# Marine amps vs car amps?



## vageta (Oct 11, 2006)

I was just wondering if there is any fundamental differences between a marine amp and a car amp. Seem to both operate on 12v, just that the marine ones are built to handle that environment better. I found a nice little clarion on craigslist (APX400.4m) that looks almost identical to the APX400.4 car version but I'm just wondering if the heat sink and waterproofing is the only difference.


----------



## gijoe (Mar 25, 2008)

The internals should be the exact same. I was considering a pdx for my sub amp for a while, but I really wanted to get the marine version, it looks so much nicer to me. But,it's hard to find the same deals on marine gear.
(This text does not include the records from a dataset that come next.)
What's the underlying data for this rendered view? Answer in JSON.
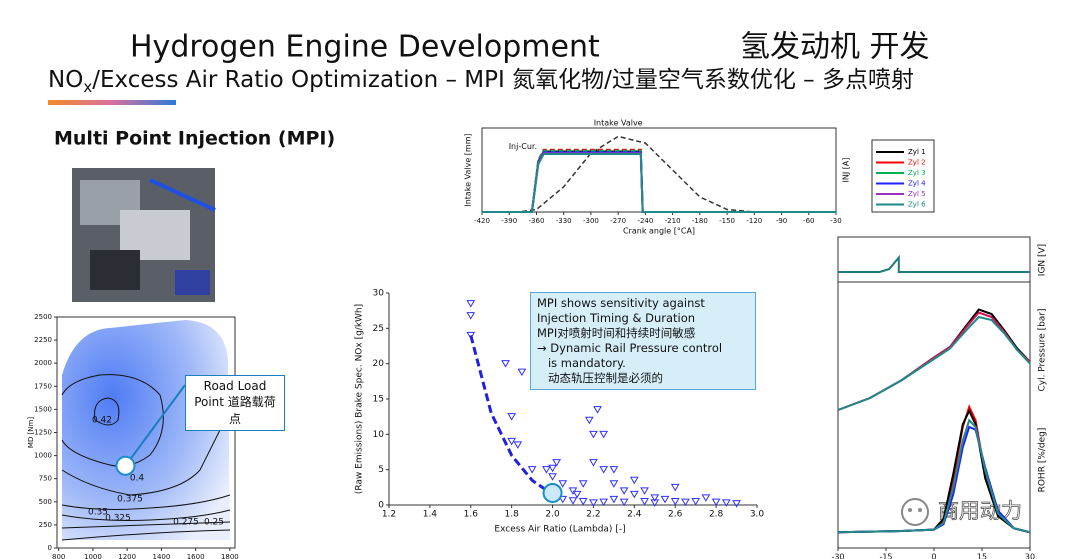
{
  "header": {
    "title": "Hydrogen Engine  Development",
    "title_cn": "氢发动机  开发",
    "subtitle_main": "NO",
    "subtitle_sub": "x",
    "subtitle_rest": "/Excess Air Ratio Optimization – MPI 氮氧化物/过量空气系数优化 – 多点喷射",
    "section": "Multi Point Injection (MPI)"
  },
  "watermark": "商用动力",
  "chart_data": [
    {
      "type": "line",
      "xlabel": "Crank angle [°CA]",
      "ylabel": "Intake Valve [mm]",
      "y2label": "INJ [A]",
      "xlim": [
        -420,
        -30
      ],
      "xticks": [
        -420,
        -390,
        -360,
        -330,
        -300,
        -270,
        -240,
        -210,
        -180,
        -150,
        -120,
        -90,
        -60,
        -30
      ],
      "ylim": [
        0,
        10
      ],
      "annotations": [
        "Intake Valve",
        "Inj-Cur."
      ],
      "intake_valve": {
        "x": [
          -420,
          -380,
          -360,
          -330,
          -300,
          -270,
          -240,
          -210,
          -180,
          -150,
          -120,
          -30
        ],
        "values": [
          0,
          0,
          0.3,
          3,
          7,
          9,
          8.2,
          5,
          1.8,
          0.3,
          0,
          0
        ],
        "color": "#333333"
      },
      "x": [
        -420,
        -365,
        -358,
        -352,
        -245,
        -243,
        -30
      ],
      "series": [
        {
          "name": "Zyl 1",
          "color": "#000000",
          "style": "solid",
          "values": [
            0,
            0,
            6,
            7.2,
            7.2,
            0,
            0
          ]
        },
        {
          "name": "Zyl 2",
          "color": "#ff0000",
          "style": "dashed",
          "values": [
            0,
            0,
            6.2,
            7.4,
            7.4,
            0,
            0
          ]
        },
        {
          "name": "Zyl 3",
          "color": "#00b050",
          "style": "dashed",
          "values": [
            0,
            0,
            6.1,
            7.3,
            7.3,
            0,
            0
          ]
        },
        {
          "name": "Zyl 4",
          "color": "#2020ff",
          "style": "solid",
          "values": [
            0,
            0,
            5.9,
            7.1,
            7.1,
            0,
            0
          ]
        },
        {
          "name": "Zyl 5",
          "color": "#9b30c0",
          "style": "solid",
          "values": [
            0,
            0,
            5.8,
            7,
            7,
            0,
            0
          ]
        },
        {
          "name": "Zyl 6",
          "color": "#1f8a8a",
          "style": "solid",
          "values": [
            0,
            0,
            5.7,
            6.9,
            6.9,
            0,
            0
          ]
        }
      ]
    },
    {
      "type": "contour",
      "ylabel": "MD [Nm]",
      "xlim": [
        790,
        1830
      ],
      "xticks": [
        800,
        1000,
        1200,
        1400,
        1600,
        1800
      ],
      "ylim": [
        0,
        2500
      ],
      "yticks": [
        0,
        250,
        500,
        750,
        1000,
        1250,
        1500,
        1750,
        2000,
        2250,
        2500
      ],
      "levels": [
        0.42,
        0.4,
        0.375,
        0.35,
        0.325,
        0.275,
        0.25
      ],
      "road_load_point": {
        "x": 1190,
        "y": 890
      },
      "callout": "Road Load Point 道路载荷点"
    },
    {
      "type": "scatter",
      "xlabel": "Excess Air Ratio (Lambda) [-]",
      "ylabel": "(Raw Emissions) Brake Spec. NOx [g/kWh]",
      "xlim": [
        1.2,
        3.0
      ],
      "xticks": [
        1.2,
        1.4,
        1.6,
        1.8,
        {
          "value": 2,
          "label": "2.0"
        },
        2.2,
        2.4,
        2.6,
        2.8,
        {
          "value": 3,
          "label": "3.0"
        }
      ],
      "ylim": [
        0,
        30
      ],
      "yticks": [
        0,
        5,
        10,
        15,
        20,
        25,
        30
      ],
      "color": "#3030ff",
      "x": [
        1.6,
        1.6,
        1.6,
        1.77,
        1.8,
        1.8,
        1.83,
        1.85,
        1.9,
        1.97,
        2.0,
        2.0,
        2.02,
        2.05,
        2.1,
        2.12,
        2.15,
        2.18,
        2.2,
        2.22,
        2.25,
        2.2,
        2.25,
        2.3,
        2.3,
        2.35,
        2.4,
        2.4,
        2.45,
        2.5,
        2.55,
        2.6,
        2.6,
        2.7,
        2.75,
        2.8,
        2.85,
        2.9,
        2.15,
        2.2,
        2.05,
        2.1,
        2.25,
        2.3,
        2.35,
        2.45,
        2.5,
        2.65
      ],
      "y": [
        28.5,
        26.8,
        24,
        20,
        12.5,
        9,
        8.5,
        18.8,
        5,
        5,
        5.2,
        4,
        6,
        3,
        2,
        1.5,
        3,
        12,
        10,
        13.5,
        10,
        6,
        5,
        5,
        3,
        2,
        3.5,
        1.5,
        2,
        1,
        0.8,
        2.5,
        0.5,
        0.5,
        1,
        0.4,
        0.3,
        0.2,
        0.5,
        0.3,
        0.8,
        0.6,
        0.4,
        0.8,
        0.4,
        0.5,
        0.3,
        0.4
      ],
      "trend": {
        "x": [
          1.6,
          1.7,
          1.8,
          1.9,
          2.0
        ],
        "values": [
          24,
          13,
          7,
          3.5,
          1.5
        ]
      },
      "highlight": {
        "x": 2.0,
        "y": 1.7
      },
      "note": [
        "MPI shows sensitivity against",
        "Injection Timing & Duration",
        "MPI对喷射时间和持续时间敏感",
        "→ Dynamic Rail Pressure control",
        "   is mandatory.",
        "   动态轨压控制是必须的"
      ]
    },
    {
      "type": "panels",
      "xlim": [
        -30,
        30
      ],
      "xticks": [
        -30,
        -15,
        0,
        15,
        30
      ],
      "panels": [
        {
          "ylabel": "IGN [V]",
          "ylim": [
            0,
            10
          ],
          "x": [
            -30,
            -17,
            -14,
            -11,
            -11,
            30
          ],
          "series": [
            {
              "color": "#1f7a7a",
              "values": [
                0,
                0,
                1,
                5,
                0,
                0
              ]
            }
          ]
        },
        {
          "ylabel": "Cyl. Pressure [bar]",
          "ylim": [
            0,
            100
          ],
          "x": [
            -30,
            -20,
            -10,
            0,
            5,
            10,
            14,
            18,
            22,
            26,
            30
          ],
          "series": [
            {
              "color": "#000000",
              "values": [
                20,
                28,
                40,
                55,
                62,
                76,
                87,
                84,
                73,
                61,
                52
              ]
            },
            {
              "color": "#d01050",
              "values": [
                20,
                28,
                40,
                55,
                62,
                75,
                85,
                82,
                72,
                60,
                52
              ]
            },
            {
              "color": "#1f8a8a",
              "values": [
                20,
                28,
                40,
                54,
                61,
                73,
                82,
                80,
                71,
                60,
                51
              ]
            }
          ]
        },
        {
          "ylabel": "ROHR [%/deg]",
          "ylim": [
            0,
            100
          ],
          "x": [
            -30,
            -10,
            0,
            3,
            6,
            9,
            11,
            13,
            16,
            20,
            25,
            30
          ],
          "series": [
            {
              "color": "#ff0000",
              "values": [
                2,
                3,
                4,
                10,
                40,
                80,
                95,
                85,
                45,
                15,
                5,
                2
              ]
            },
            {
              "color": "#000000",
              "values": [
                2,
                3,
                4,
                12,
                45,
                82,
                92,
                82,
                42,
                14,
                5,
                2
              ]
            },
            {
              "color": "#2020ff",
              "values": [
                2,
                3,
                4,
                8,
                30,
                65,
                80,
                78,
                50,
                18,
                5,
                2
              ]
            },
            {
              "color": "#1f8a8a",
              "values": [
                2,
                3,
                4,
                9,
                35,
                70,
                85,
                80,
                48,
                16,
                5,
                2
              ]
            }
          ]
        }
      ]
    }
  ]
}
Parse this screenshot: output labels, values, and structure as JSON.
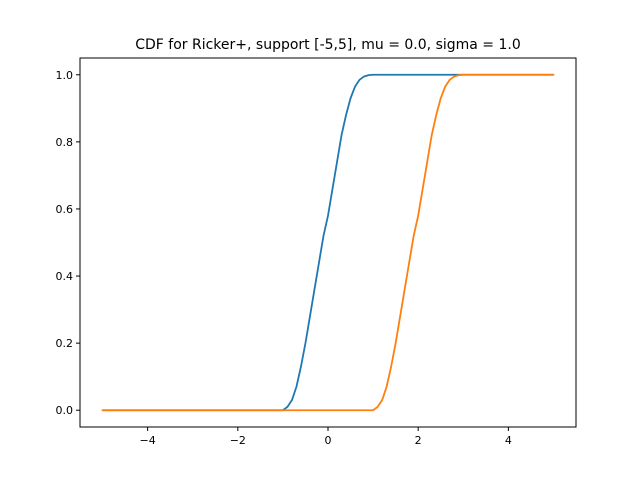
{
  "chart_data": {
    "type": "line",
    "title": "CDF for Ricker+, support [-5,5], mu = 0.0, sigma = 1.0",
    "xlabel": "",
    "ylabel": "",
    "xlim": [
      -5.5,
      5.5
    ],
    "ylim": [
      -0.05,
      1.05
    ],
    "x_ticks": [
      -4,
      -2,
      0,
      2,
      4
    ],
    "x_tick_labels": [
      "−4",
      "−2",
      "0",
      "2",
      "4"
    ],
    "y_ticks": [
      0.0,
      0.2,
      0.4,
      0.6,
      0.8,
      1.0
    ],
    "y_tick_labels": [
      "0.0",
      "0.2",
      "0.4",
      "0.6",
      "0.8",
      "1.0"
    ],
    "grid": false,
    "legend": "none",
    "series": [
      {
        "color": "#1f77b4",
        "x": [
          -5,
          -1,
          -0.9,
          -0.8,
          -0.7,
          -0.6,
          -0.5,
          -0.4,
          -0.3,
          -0.2,
          -0.1,
          0,
          0.1,
          0.2,
          0.3,
          0.4,
          0.5,
          0.6,
          0.7,
          0.8,
          0.9,
          1,
          5
        ],
        "y": [
          0,
          0,
          0.01,
          0.03,
          0.07,
          0.13,
          0.2,
          0.28,
          0.36,
          0.44,
          0.52,
          0.58,
          0.66,
          0.74,
          0.82,
          0.88,
          0.93,
          0.965,
          0.985,
          0.995,
          0.999,
          1,
          1
        ]
      },
      {
        "color": "#ff7f0e",
        "x": [
          -5,
          1,
          1.1,
          1.2,
          1.3,
          1.4,
          1.5,
          1.6,
          1.7,
          1.8,
          1.9,
          2,
          2.1,
          2.2,
          2.3,
          2.4,
          2.5,
          2.6,
          2.7,
          2.8,
          2.9,
          3,
          5
        ],
        "y": [
          0,
          0,
          0.01,
          0.03,
          0.07,
          0.13,
          0.2,
          0.28,
          0.36,
          0.44,
          0.52,
          0.58,
          0.66,
          0.74,
          0.82,
          0.88,
          0.93,
          0.965,
          0.985,
          0.995,
          0.999,
          1,
          1
        ]
      }
    ]
  }
}
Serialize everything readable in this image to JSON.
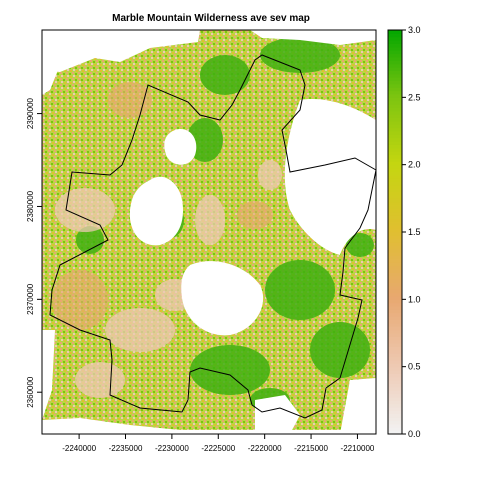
{
  "title": "Marble Mountain Wilderness ave sev map",
  "map": {
    "x_ticks": [
      -2240000,
      -2235000,
      -2230000,
      -2225000,
      -2220000,
      -2215000,
      -2210000
    ],
    "x_tick_labels": [
      "-2240000",
      "-2235000",
      "-2230000",
      "-2225000",
      "-2220000",
      "-2215000",
      "-2210000"
    ],
    "y_ticks": [
      2360000,
      2370000,
      2380000,
      2390000
    ],
    "y_tick_labels": [
      "2360000",
      "2370000",
      "2380000",
      "2390000"
    ],
    "x_range": [
      -2244000,
      -2208000
    ],
    "y_range": [
      2355500,
      2399000
    ]
  },
  "legend": {
    "ticks": [
      0.0,
      0.5,
      1.0,
      1.5,
      2.0,
      2.5,
      3.0
    ],
    "tick_labels": [
      "0.0",
      "0.5",
      "1.0",
      "1.5",
      "2.0",
      "2.5",
      "3.0"
    ],
    "range": [
      0,
      3
    ],
    "colors": [
      "#f2f2f2",
      "#eec9b2",
      "#e8a870",
      "#e0bf30",
      "#c4d610",
      "#7cc410",
      "#00a600"
    ]
  }
}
If you found a good deal on a marine amp, buy it.


----------



## sublime_ac (Jun 30, 2009)

I have done three boat installs with car gear and no problems.. I would be cautious about placement regardless, you dont want ANY amp getting wet...


----------



## Ziggy (Nov 29, 2007)

In a boat environment, there's condensation issues as well -not just splash water.


----------



## Lanson (Jan 9, 2007)

Looks like a lot of marine grade stuff uses glass epoxy boards, which may be more resilient to corrosion.


----------



## sublime_ac (Jun 30, 2009)

fourthmeal said:


> Looks like a lot of marine grade stuff uses glass epoxy boards, which may be more resilient to corrosion.


Car audio gear is designed for moisture as well, the stuff is in a car for christ's sake.. I never had a problem with my boat installs, but placement of the gear to avoid moisture as much as possible along with the fact that the owners of these boats were meticulous boat owners that kept them clean / dry as possible helped I am sure.

Here is a boat version of the arc mini to check out:

http://www.wetsounds.com/pages/products/SYNMICRO.html


----------



## bikerider (Dec 28, 2008)

I use a Cadence marine amp (SQA-4) in my car, no issues whatsoever. It is identical to the "car" version of the same amp except for cosmetics (white/silver to match boats) and the sealed board. I don't care about the cosmetics since no one sees it in the trunk. Plus for $80 I think it is a fine value in a 60X4 amp.


----------



## SPAZ (Jan 7, 2009)

My cousin has been using car audio stuff on his boat for 10 years now and never a problem. Car audio is basically the same as marine only cheaper.


----------



## chad (Jun 30, 2005)

here ya go....



chad said:


> This may have been asked before but the marine amps... what's the primary differences?





msmith said:


> As for the marine amps... powdercoated heat sinks (instead of anodyzed), aluminum end plates and bottom plates (instead of steel), stainless-steel hardware (instead of steel). Other than that, they are the same.


----------



## boostedturbotom (Apr 18, 2009)

I know its a oldie post but I'm also in the same situation and was interested in spraying a car amp for marine use ? Any updates I really rather stay away from spending the extra dough on marine amp if I can get away with marinizing a car amp , also xtra dough were in need for sweet marine JL 7.7 let me know ... Thx !


----------